A mile or so down the road the scars and detritus of an old copper mine, mill and heap-leaching facility sprawl across some 200 acres. Another company is bringing a much larger open-pit copper mine back to life about eight miles from there, much to the dismay of area ranchers, who worry that it will pollute groundwater.
In spite of all of this, the Lisbon Valley is still a fascinating and beautiful place, sandwiched between Canyonlands National Park and the Dolores River drainage. Some parts are surprisingly rugged.
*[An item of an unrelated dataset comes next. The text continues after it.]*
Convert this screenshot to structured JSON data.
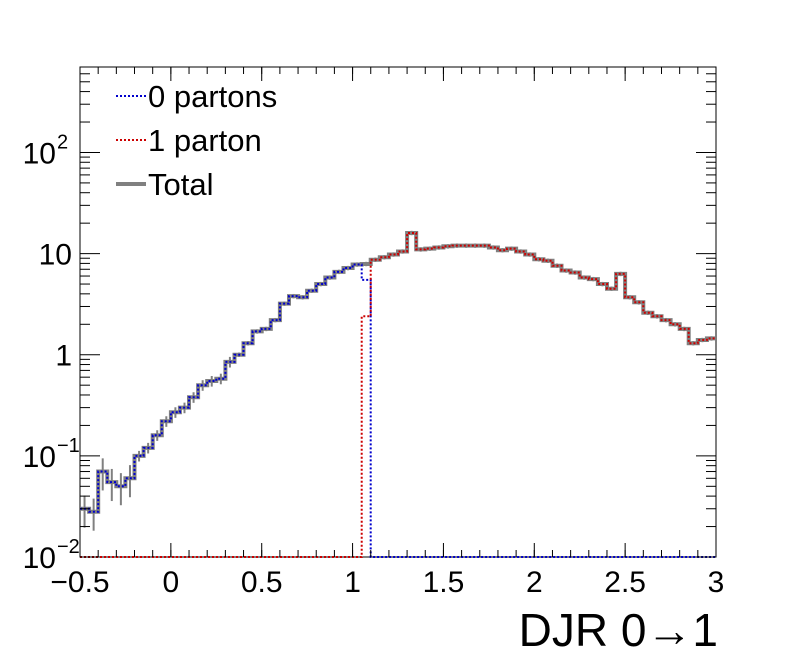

It was on the eastern end of the Valley, a couple miles from the reactivated copper mine, that Rollin Reeves, the surveyor tasked with marking the state line in 1878, encountered “one long range of cañon after cañon, and as general rough and wild a view as we have seen since we left the San Juan River.” It was, Reeves noted, a “wretched surface to chain accurately.” They did not—chain it accurately, that is—and instead veered slightly to the west for a ten-mile stretch that was so rugged Reeves referred to it as Hades.
As I drove slowly past the gaping pit and towering waste-rock piles of the Lisbon Valley Copper Mine I thought: Hades, indeed.
So - not enough destruction done yet? Now we do it the "green" way.
Great imagery in this post. Especially, as residents of Southwestern La Plata County gathered (at the Breen Community Building) last night to discuss opposing a 1900 acre solar farm, you have to wonder if they've ever visited a natural gas facility with deadly gasses guarded by flimsy wind socks.